The study, published in American Chemical Society Nano, describes how the team screened for the presence of 13 volatile organic compounds (VOCs) in the breath of 1,404 participants that were either healthy or had already been previously diagnosed with a medical condition. Using this information, the scientists were then able to identify the distinct “breathprints” of diseases like lung, colorectal, ovarian and kidney cancer, irritable bowel syndrome, multiple sclerosis, pre-eclampsia and Parkinson’s, to name a few. Watch the scientists explain how they were able to detect multiple diseases through the breath:
Surprisingly, the idea of using the breath to diagnose disease is not new. Greek physician and the father of modern medicine Hippocrates pointed to the link between anomalies in the breath and disease as far back as 400 B.C., while healers of ancient times sometimes diagnosed illnesses by smelling a patient’s breath, sweat, or stools.
The science behind the practice is pretty straightforward: A sample of exhaled human breath contains not only the primary constituents of oxygen, nitrogen, carbon dioxide and water vapor, but also varying trace levels of volatile organic compounds, which are by-products of metabolic processes of the body.
“Each of these diseases is characterized by a unique fingerprint, meaning a different composition of these 13 chemical components,” said professor Hossam Haick of the Technion-Israel Institute of Technology and one of the study’s lead researchers, in the video. “Just as each of us has a unique fingerprint that distinguishes us from others, each disease has a chemical signature that distinguishes it from other diseases and from a normal state of health. These odor signatures are what enables us to identify the diseases using the technology that we developed.”
The breathalyzer device’s nanoarray consists of layers of molecularly modified gold nanoparticles and a sensor network made of carbon nanotubes. The nanoarray is designed to be chemically resistive to different volatile organic compounds that might be present in a breath sample.
Readings were analyzed with machine learning algorithms, which took into account variables like gender, age, smoking habits and geographic location. Using gas chromatography and mass spectrometry to independently cross-validate the nanoarray’s results, the team found that their device had an accuracy rate of 86 percent overall.
Teaching the System to Recognize ‘Breathprints’
Haick likens the nanoarray to a dog’s nose, and the algorithms to its brain. “We can teach the [artificial intelligence] system that a breathprint could be associated with a particular disease,” explained Haick on Smithsonian.com. “It works in the same way we’d use dogs in order to detect specific compounds. We bring something to the nose of a dog, and the dog will transfer that chemical mixture to an electrical signature and provide it to the brain, and then memorize it in specific regions of the brain. [..] This is exactly what we do. We let it smell a given disease but instead of a nose we use chemical sensors, and instead of the brain we use the algorithms. Then in the future, it can recognize the disease as a dog might recognize a scent.”

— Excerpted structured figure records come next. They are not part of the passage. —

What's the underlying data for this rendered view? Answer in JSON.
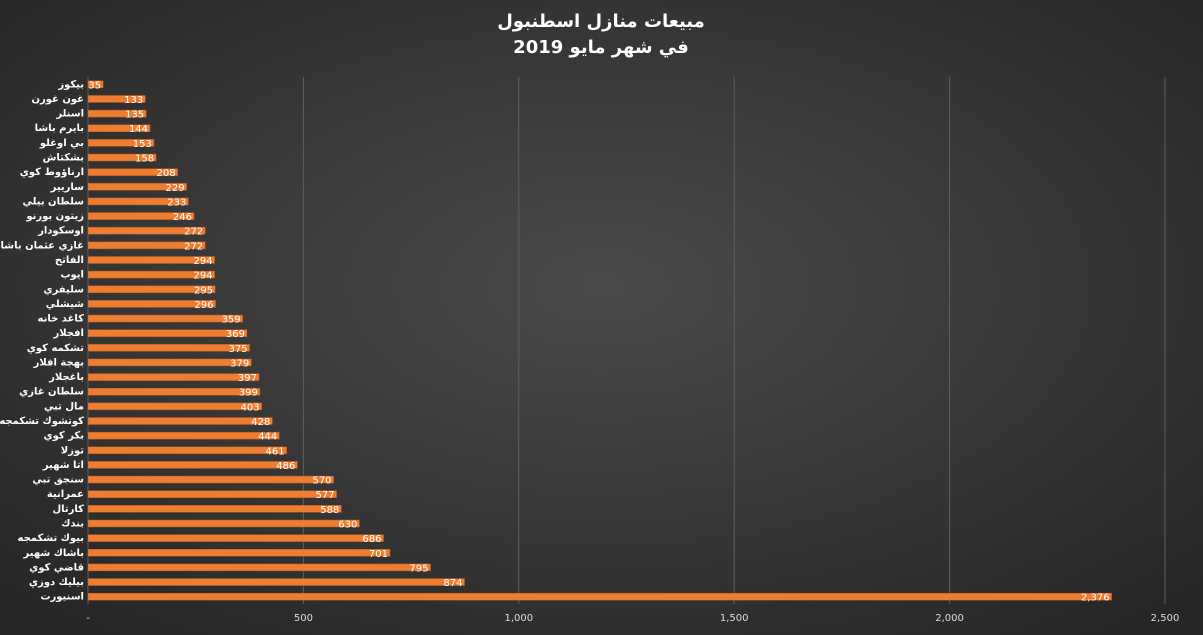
{
  "chart_data": {
    "type": "hbar",
    "title": "مبيعات منازل اسطنبول",
    "subtitle": "في شهر مايو 2019",
    "categories": [
      "بيكوز",
      "غون غورن",
      "اسنلر",
      "بايرم باشا",
      "بي اوغلو",
      "بشكتاش",
      "ارناؤوط كوي",
      "ساريير",
      "سلطان بيلي",
      "زيتون بورنو",
      "اوسكودار",
      "غازي عثمان باشا",
      "الفاتح",
      "ايوب",
      "سليفري",
      "شيشلي",
      "كاغد خانه",
      "افجلار",
      "تشكمه كوي",
      "بهجة افلار",
      "باغجلار",
      "سلطان غازي",
      "مال تبي",
      "كوتشوك تشكمجه",
      "بكر كوي",
      "توزلا",
      "اتا شهير",
      "سنجق تبي",
      "عمرانية",
      "كارتال",
      "بندك",
      "بيوك تشكمجه",
      "باشاك شهير",
      "قاضي كوي",
      "بيليك دوزي",
      "اسنيورت"
    ],
    "values": [
      35,
      133,
      135,
      144,
      153,
      158,
      208,
      229,
      233,
      246,
      272,
      272,
      294,
      294,
      295,
      296,
      359,
      369,
      375,
      379,
      397,
      399,
      403,
      428,
      444,
      461,
      486,
      570,
      577,
      588,
      630,
      686,
      701,
      795,
      874,
      2376
    ],
    "value_labels": [
      "35",
      "133",
      "135",
      "144",
      "153",
      "158",
      "208",
      "229",
      "233",
      "246",
      "272",
      "272",
      "294",
      "294",
      "295",
      "296",
      "359",
      "369",
      "375",
      "379",
      "397",
      "399",
      "403",
      "428",
      "444",
      "461",
      "486",
      "570",
      "577",
      "588",
      "630",
      "686",
      "701",
      "795",
      "874",
      "2,376"
    ],
    "color": "#ed7d31",
    "xlim": [
      0,
      2500
    ],
    "xticks": [
      {
        "value": 0,
        "label": "-"
      },
      500,
      {
        "value": 1000,
        "label": "1,000"
      },
      {
        "value": 1500,
        "label": "1,500"
      },
      {
        "value": 2000,
        "label": "2,000"
      },
      {
        "value": 2500,
        "label": "2,500"
      }
    ],
    "grid": true
  }
}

While the team isn’t the first to explore how breath might help diagnose disease — some breathalyzer prototypes to identify single diseases like diabetes and melanoma have also been recently developed — this is the first study to develop a relatively reliable diagnostic tool that can identify multiple diseases.
“This is a new and promising direction for diagnosis and classification of diseases, which is characterized not only by considerable accuracy but also by low cost, low electricity consumption, miniaturization, comfort and the possibility of repeating the test easily,” said Haick.

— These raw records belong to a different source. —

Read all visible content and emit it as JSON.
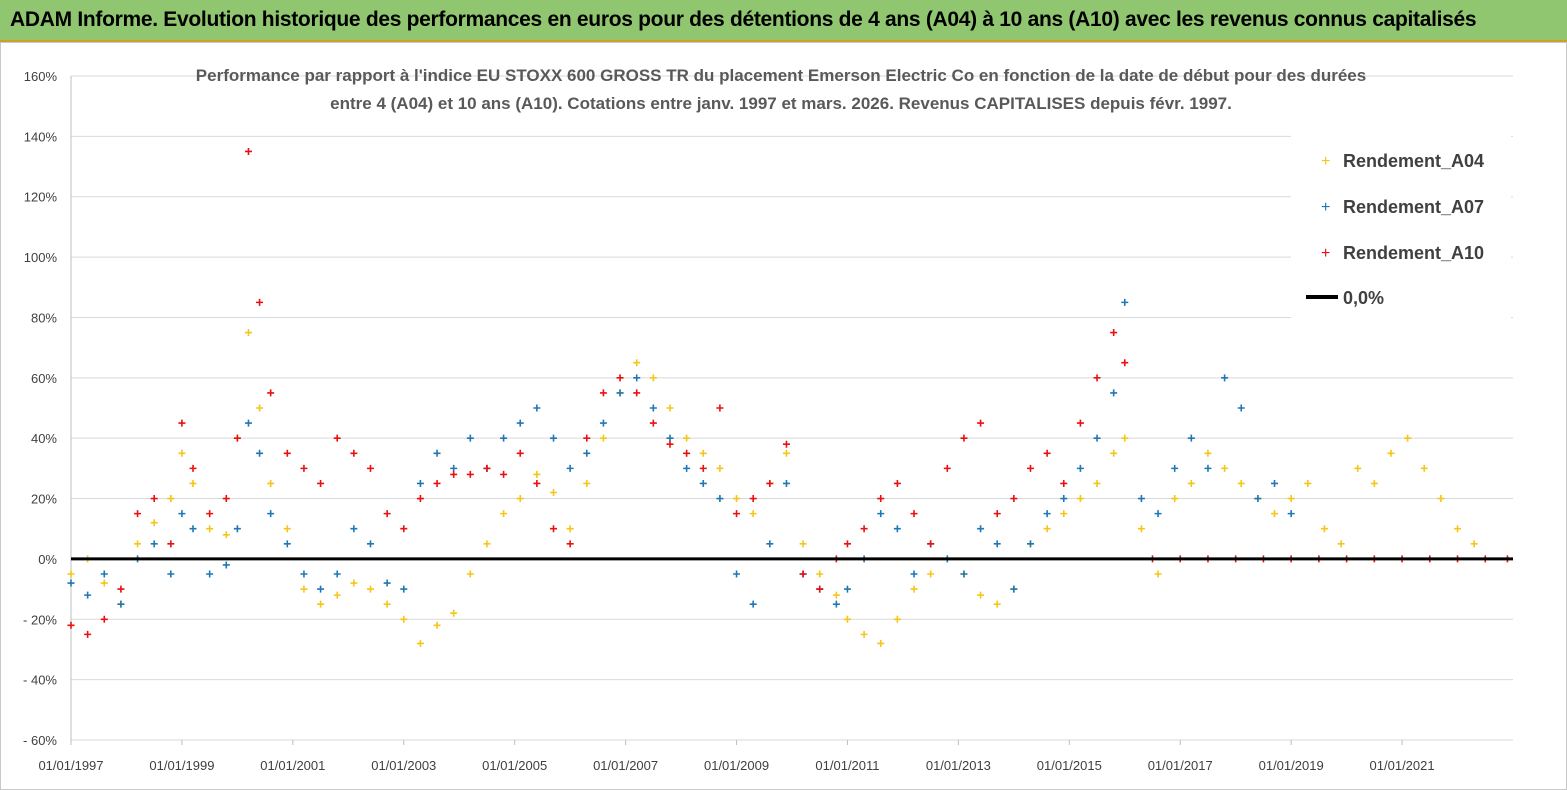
{
  "header": {
    "banner_title": "ADAM Informe. Evolution historique des performances en euros pour des détentions de 4 ans (A04) à 10 ans (A10) avec les revenus connus capitalisés"
  },
  "colors": {
    "banner_bg": "#90c66f",
    "A04": "#f5c518",
    "A07": "#1f77b4",
    "A10": "#e81010",
    "zero_line": "#000000"
  },
  "chart_data": {
    "type": "scatter",
    "title_lines": [
      "Performance par rapport à l'indice EU STOXX 600 GROSS TR  du placement Emerson Electric Co en fonction de la date de début pour des durées",
      "entre 4 (A04) et 10 ans (A10). Cotations entre janv. 1997 et mars. 2026. Revenus CAPITALISES depuis févr. 1997."
    ],
    "x_range": [
      1997.0,
      2023.0
    ],
    "y_range": [
      -60,
      160
    ],
    "y_ticks": [
      -60,
      -40,
      -20,
      0,
      20,
      40,
      60,
      80,
      100,
      120,
      140,
      160
    ],
    "y_tick_labels": [
      "- 60%",
      "- 40%",
      "- 20%",
      "0%",
      "20%",
      "40%",
      "60%",
      "80%",
      "100%",
      "120%",
      "140%",
      "160%"
    ],
    "x_ticks": [
      1997,
      1999,
      2001,
      2003,
      2005,
      2007,
      2009,
      2011,
      2013,
      2015,
      2017,
      2019,
      2021
    ],
    "x_tick_labels": [
      "01/01/1997",
      "01/01/1999",
      "01/01/2001",
      "01/01/2003",
      "01/01/2005",
      "01/01/2007",
      "01/01/2009",
      "01/01/2011",
      "01/01/2013",
      "01/01/2015",
      "01/01/2017",
      "01/01/2019",
      "01/01/2021"
    ],
    "legend": [
      "Rendement_A04",
      "Rendement_A07",
      "Rendement_A10",
      "0,0%"
    ],
    "series": [
      {
        "name": "Rendement_A04",
        "color_key": "A04",
        "x": [
          1997.0,
          1997.3,
          1997.6,
          1997.9,
          1998.2,
          1998.5,
          1998.8,
          1999.0,
          1999.2,
          1999.5,
          1999.8,
          2000.0,
          2000.2,
          2000.4,
          2000.6,
          2000.9,
          2001.2,
          2001.5,
          2001.8,
          2002.1,
          2002.4,
          2002.7,
          2003.0,
          2003.3,
          2003.6,
          2003.9,
          2004.2,
          2004.5,
          2004.8,
          2005.1,
          2005.4,
          2005.7,
          2006.0,
          2006.3,
          2006.6,
          2006.9,
          2007.2,
          2007.5,
          2007.8,
          2008.1,
          2008.4,
          2008.7,
          2009.0,
          2009.3,
          2009.6,
          2009.9,
          2010.2,
          2010.5,
          2010.8,
          2011.0,
          2011.3,
          2011.6,
          2011.9,
          2012.2,
          2012.5,
          2012.8,
          2013.1,
          2013.4,
          2013.7,
          2014.0,
          2014.3,
          2014.6,
          2014.9,
          2015.2,
          2015.5,
          2015.8,
          2016.0,
          2016.3,
          2016.6,
          2016.9,
          2017.2,
          2017.5,
          2017.8,
          2018.1,
          2018.4,
          2018.7,
          2019.0,
          2019.3,
          2019.6,
          2019.9,
          2020.2,
          2020.5,
          2020.8,
          2021.1,
          2021.4,
          2021.7,
          2022.0,
          2022.3
        ],
        "y": [
          -5,
          0,
          -8,
          -15,
          5,
          12,
          20,
          35,
          25,
          10,
          8,
          40,
          75,
          50,
          25,
          10,
          -10,
          -15,
          -12,
          -8,
          -10,
          -15,
          -20,
          -28,
          -22,
          -18,
          -5,
          5,
          15,
          20,
          28,
          22,
          10,
          25,
          40,
          55,
          65,
          60,
          50,
          40,
          35,
          30,
          20,
          15,
          25,
          35,
          5,
          -5,
          -12,
          -20,
          -25,
          -28,
          -20,
          -10,
          -5,
          0,
          -5,
          -12,
          -15,
          -10,
          5,
          10,
          15,
          20,
          25,
          35,
          40,
          10,
          -5,
          20,
          25,
          35,
          30,
          25,
          20,
          15,
          20,
          25,
          10,
          5,
          30,
          25,
          35,
          40,
          30,
          20,
          10,
          5
        ]
      },
      {
        "name": "Rendement_A07",
        "color_key": "A07",
        "x": [
          1997.0,
          1997.3,
          1997.6,
          1997.9,
          1998.2,
          1998.5,
          1998.8,
          1999.0,
          1999.2,
          1999.5,
          1999.8,
          2000.0,
          2000.2,
          2000.4,
          2000.6,
          2000.9,
          2001.2,
          2001.5,
          2001.8,
          2002.1,
          2002.4,
          2002.7,
          2003.0,
          2003.3,
          2003.6,
          2003.9,
          2004.2,
          2004.5,
          2004.8,
          2005.1,
          2005.4,
          2005.7,
          2006.0,
          2006.3,
          2006.6,
          2006.9,
          2007.2,
          2007.5,
          2007.8,
          2008.1,
          2008.4,
          2008.7,
          2009.0,
          2009.3,
          2009.6,
          2009.9,
          2010.2,
          2010.5,
          2010.8,
          2011.0,
          2011.3,
          2011.6,
          2011.9,
          2012.2,
          2012.5,
          2012.8,
          2013.1,
          2013.4,
          2013.7,
          2014.0,
          2014.3,
          2014.6,
          2014.9,
          2015.2,
          2015.5,
          2015.8,
          2016.0,
          2016.3,
          2016.6,
          2016.9,
          2017.2,
          2017.5,
          2017.8,
          2018.1,
          2018.4,
          2018.7,
          2019.0
        ],
        "y": [
          -8,
          -12,
          -5,
          -15,
          0,
          5,
          -5,
          15,
          10,
          -5,
          -2,
          10,
          45,
          35,
          15,
          5,
          -5,
          -10,
          -5,
          10,
          5,
          -8,
          -10,
          25,
          35,
          30,
          40,
          30,
          40,
          45,
          50,
          40,
          30,
          35,
          45,
          55,
          60,
          50,
          40,
          30,
          25,
          20,
          -5,
          -15,
          5,
          25,
          -5,
          -10,
          -15,
          -10,
          0,
          15,
          10,
          -5,
          5,
          0,
          -5,
          10,
          5,
          -10,
          5,
          15,
          20,
          30,
          40,
          55,
          85,
          20,
          15,
          30,
          40,
          30,
          60,
          50,
          20,
          25,
          15
        ]
      },
      {
        "name": "Rendement_A10",
        "color_key": "A10",
        "x": [
          1997.0,
          1997.3,
          1997.6,
          1997.9,
          1998.2,
          1998.5,
          1998.8,
          1999.0,
          1999.2,
          1999.5,
          1999.8,
          2000.0,
          2000.2,
          2000.4,
          2000.6,
          2000.9,
          2001.2,
          2001.5,
          2001.8,
          2002.1,
          2002.4,
          2002.7,
          2003.0,
          2003.3,
          2003.6,
          2003.9,
          2004.2,
          2004.5,
          2004.8,
          2005.1,
          2005.4,
          2005.7,
          2006.0,
          2006.3,
          2006.6,
          2006.9,
          2007.2,
          2007.5,
          2007.8,
          2008.1,
          2008.4,
          2008.7,
          2009.0,
          2009.3,
          2009.6,
          2009.9,
          2010.2,
          2010.5,
          2010.8,
          2011.0,
          2011.3,
          2011.6,
          2011.9,
          2012.2,
          2012.5,
          2012.8,
          2013.1,
          2013.4,
          2013.7,
          2014.0,
          2014.3,
          2014.6,
          2014.9,
          2015.2,
          2015.5,
          2015.8,
          2016.0,
          2016.5,
          2017.0,
          2017.5,
          2018.0,
          2018.5,
          2019.0,
          2019.5,
          2020.0,
          2020.5,
          2021.0,
          2021.5,
          2022.0,
          2022.5,
          2022.9
        ],
        "y": [
          -22,
          -25,
          -20,
          -10,
          15,
          20,
          5,
          45,
          30,
          15,
          20,
          40,
          135,
          85,
          55,
          35,
          30,
          25,
          40,
          35,
          30,
          15,
          10,
          20,
          25,
          28,
          28,
          30,
          28,
          35,
          25,
          10,
          5,
          40,
          55,
          60,
          55,
          45,
          38,
          35,
          30,
          50,
          15,
          20,
          25,
          38,
          -5,
          -10,
          0,
          5,
          10,
          20,
          25,
          15,
          5,
          30,
          40,
          45,
          15,
          20,
          30,
          35,
          25,
          45,
          60,
          75,
          65,
          0,
          0,
          0,
          0,
          0,
          0,
          0,
          0,
          0,
          0,
          0,
          0,
          0,
          0
        ]
      }
    ]
  }
}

For patients, it could mean a move away from more invasive diagnostic procedures like biopsies, and for healthcare providers, it would mean greater ease of use without severely compromising accuracy. The chances of early diagnosis are increased, therefore leading to healthier outcomes overall.
But perhaps the greatest strength of the system is that it could also be trained to be used in non-medical applications, such as sniffing out explosives or detecting when food is unsafe to eat. In any case, it promises to be useful tool.